Back in a previous era, otherwise known as two months ago, public and business momentum finally seemed to be gathering for a serious response to climate change.

Sustainability had risen up board agendas, and thinking was underway about not only how to satisfy environmental, social and governance compliance, but how to redesign business models for a net-carbon-zero world.

Faced with real threats to corporate survival from Covid-19 and the growing realisation that the world will wake up to colossal debt, the temptation will be to say: ’Not now, climate change! Can we really afford to pay attention to sustainability just at this moment?’ In any case, it will be argued, 2020 is likely to see a record fall in global carbon emissions, so we just bought ourselves some time.

“We need to prioritise sustainability more than ever to revive and rebuild the economy”
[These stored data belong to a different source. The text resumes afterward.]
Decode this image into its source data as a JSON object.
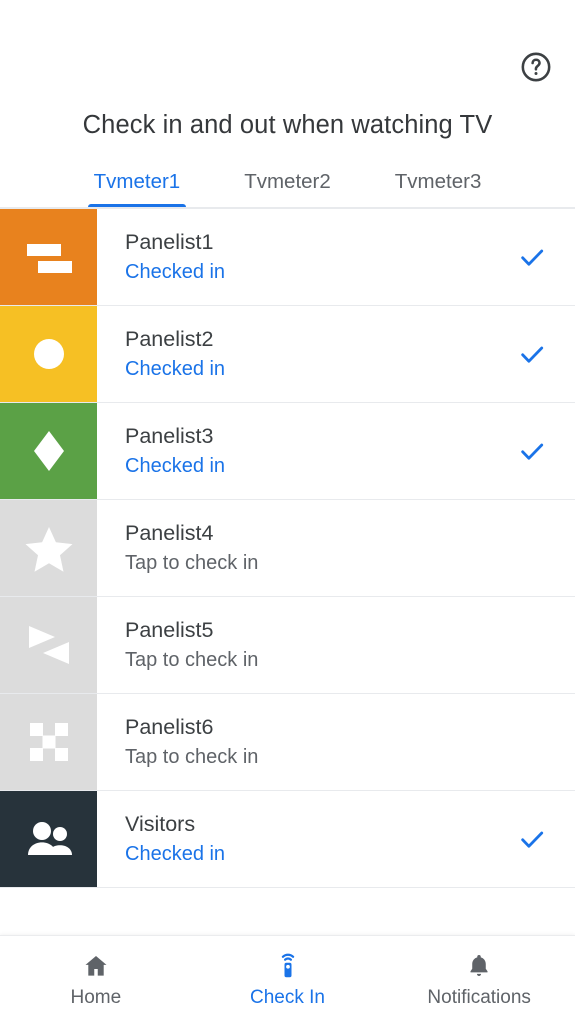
{
  "header": {
    "title": "Check in and out when watching TV",
    "help_icon": "help-circle-icon"
  },
  "tabs": {
    "items": [
      {
        "label": "Tvmeter1",
        "active": true
      },
      {
        "label": "Tvmeter2",
        "active": false
      },
      {
        "label": "Tvmeter3",
        "active": false
      }
    ],
    "active_color": "#1a73e8",
    "inactive_color": "#5f6368"
  },
  "list": {
    "rows": [
      {
        "name": "Panelist1",
        "status": "Checked in",
        "checked": true,
        "swatch_color": "#e8821e",
        "icon": "two-bars-icon"
      },
      {
        "name": "Panelist2",
        "status": "Checked in",
        "checked": true,
        "swatch_color": "#f6c024",
        "icon": "circle-icon"
      },
      {
        "name": "Panelist3",
        "status": "Checked in",
        "checked": true,
        "swatch_color": "#5ba146",
        "icon": "diamond-icon"
      },
      {
        "name": "Panelist4",
        "status": "Tap to check in",
        "checked": false,
        "swatch_color": "#dcdcdc",
        "icon": "star-icon"
      },
      {
        "name": "Panelist5",
        "status": "Tap to check in",
        "checked": false,
        "swatch_color": "#dcdcdc",
        "icon": "two-triangles-icon"
      },
      {
        "name": "Panelist6",
        "status": "Tap to check in",
        "checked": false,
        "swatch_color": "#dcdcdc",
        "icon": "checkerboard-icon"
      },
      {
        "name": "Visitors",
        "status": "Checked in",
        "checked": true,
        "swatch_color": "#27333b",
        "icon": "people-icon"
      }
    ],
    "check_color": "#1a73e8"
  },
  "bottom_nav": {
    "items": [
      {
        "label": "Home",
        "icon": "home-icon",
        "active": false
      },
      {
        "label": "Check In",
        "icon": "remote-control-icon",
        "active": true
      },
      {
        "label": "Notifications",
        "icon": "bell-icon",
        "active": false
      }
    ],
    "active_color": "#1a73e8",
    "inactive_color": "#5f6368"
  }
}
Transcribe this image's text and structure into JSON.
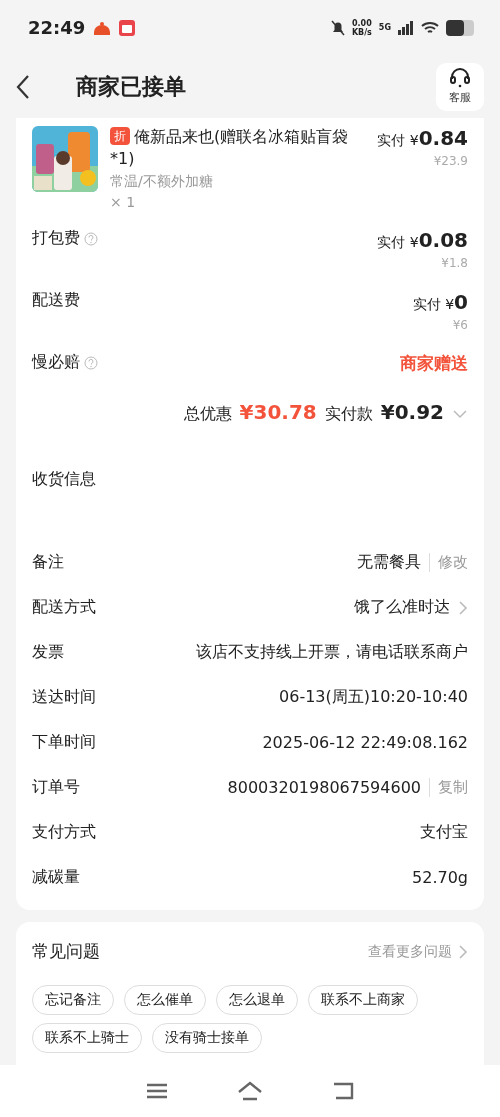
{
  "status_bar": {
    "time": "22:49",
    "net_speed": "0.00",
    "net_unit": "KB/s",
    "network": "5G"
  },
  "header": {
    "title": "商家已接单",
    "service_label": "客服"
  },
  "product": {
    "badge": "折",
    "name": "俺新品来也(赠联名冰箱贴盲袋*1)",
    "spec": "常温/不额外加糖",
    "quantity": "× 1",
    "paid_label": "实付",
    "currency": "¥",
    "price": "0.84",
    "original": "¥23.9"
  },
  "fees": [
    {
      "kind": "price",
      "label": "打包费",
      "help": true,
      "paid_label": "实付",
      "currency": "¥",
      "price": "0.08",
      "original": "¥1.8"
    },
    {
      "kind": "price",
      "label": "配送费",
      "help": false,
      "paid_label": "实付",
      "currency": "¥",
      "price": "0",
      "original": "¥6"
    },
    {
      "kind": "text",
      "label": "慢必赔",
      "help": true,
      "value": "商家赠送"
    }
  ],
  "summary": {
    "discount_label": "总优惠",
    "discount": "¥30.78",
    "total_label": "实付款",
    "total": "¥0.92"
  },
  "delivery_title": "收货信息",
  "details": [
    {
      "label": "备注",
      "value": "无需餐具",
      "action": "修改",
      "chevron": false
    },
    {
      "label": "配送方式",
      "value": "饿了么准时达",
      "chevron": true
    },
    {
      "label": "发票",
      "value": "该店不支持线上开票，请电话联系商户",
      "chevron": false
    },
    {
      "label": "送达时间",
      "value": "06-13(周五)10:20-10:40",
      "chevron": false
    },
    {
      "label": "下单时间",
      "value": "2025-06-12 22:49:08.162",
      "chevron": false
    },
    {
      "label": "订单号",
      "value": "8000320198067594600",
      "action": "复制",
      "chevron": false
    },
    {
      "label": "支付方式",
      "value": "支付宝",
      "chevron": false
    },
    {
      "label": "减碳量",
      "value": "52.70g",
      "chevron": false
    }
  ],
  "faq": {
    "title": "常见问题",
    "more": "查看更多问题",
    "chips": [
      "忘记备注",
      "怎么催单",
      "怎么退单",
      "联系不上商家",
      "联系不上骑士",
      "没有骑士接单"
    ]
  }
}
But the paths to a post-Covid future and to a more sustainable world lead us down the same track. In fact, we need to prioritise sustainability more than ever to revive and rebuild the economy. There are six reasons why:

  • Resilience will shoot to the top of board agendas, and government will insist it stays there. We’re being taught an expensive lesson about how ‘efficiency’ can imply sailing too close to the wind. Long, single-source supply chains and the just-in-time logistics of globalisation offer little margin for error. The world is becoming less predictable, and governments will want to avoid acting as the economy’s backer of last resort. Neither a pandemic nor climate change is a black swan, in that both have been predictable and indeed predicted. We can’t afford to be unprepared for the next ‘big one’.
  • Consumers will make the connection that the pandemic and climate change are both linked to mankind’s carelessness with human and planetary health. Responsible businesses will be seen to commit themselves to both agendas. Sustainable, healthy, safe and clean will be hygiene factors to regain customers’ confidence. Hence Starbucks making plant-based foods the centre of its post-Covid relaunch in China.
  • Norms forced on us during lockdown will stick at least to some degree, especially where they are more sustainable, such as online retailing, teleworking and reduced international travel. As President Macron put it, people will come out and say, ‘I no longer want to breathe this bad air’. Just a month ago, behavioural economists worried that lockdown was impossible, but here we are with strong compliance: invisible dangers can be understood. The notions of what collective actions are reasonable, possible and necessary may be very different from before.

“Gen Z and millennials have now weathered one or two economic crises respectively. They’ve seen their education and employment prospects blown as society moves to protect the wealth and health of older generations”

  • Governments searching for stimulus and recovery measures will, if they are smart, not look to prop up the pre-Covid economy, but to find ‘shovel-ready’ projects to build a new, green and clean one. Investment in clean energy, electric cars, decarbonised mass transportation, and water and waste management could form a Green New Deal. For companies, this will strengthen competitive advantage from early adoption of green tech and sustainable business practices.
  • Gen Z and millennials have now weathered one or two economic crises respectively. Each time, they’ve seen their education and employment prospects blown as society moves to protect the wealth and health of older generations. They are not in elected positions of power yet – but they are the majority of our workers in stores, bars and restaurants, they are our emerging small-business owners and entrepreneurs, they are retail’s core customers. Their insistence and their actions – through their choices of brands and employers and politicians – will ensure that we can’t make the same mistakes again.
  • The world’s poorest are only at the beginning of their Covid crisis, but without the healthcare and governance systems to provide a safety net for the sick, they are bracing for the worst. The impact of climate change is falling on them, too – more gradual, but no less disastrous. These are the farmers who bring us our food and our cotton. Livelihoods are being lost, economies are set to be devastated, and inequality is being ramped up. Together, these crises risk a massive reversal of gains made over the past two decades.

We can’t make plans solely to survive the bad times. We must maintain hope and ambition. Sustainability is not only the next challenge but a guide to building back better.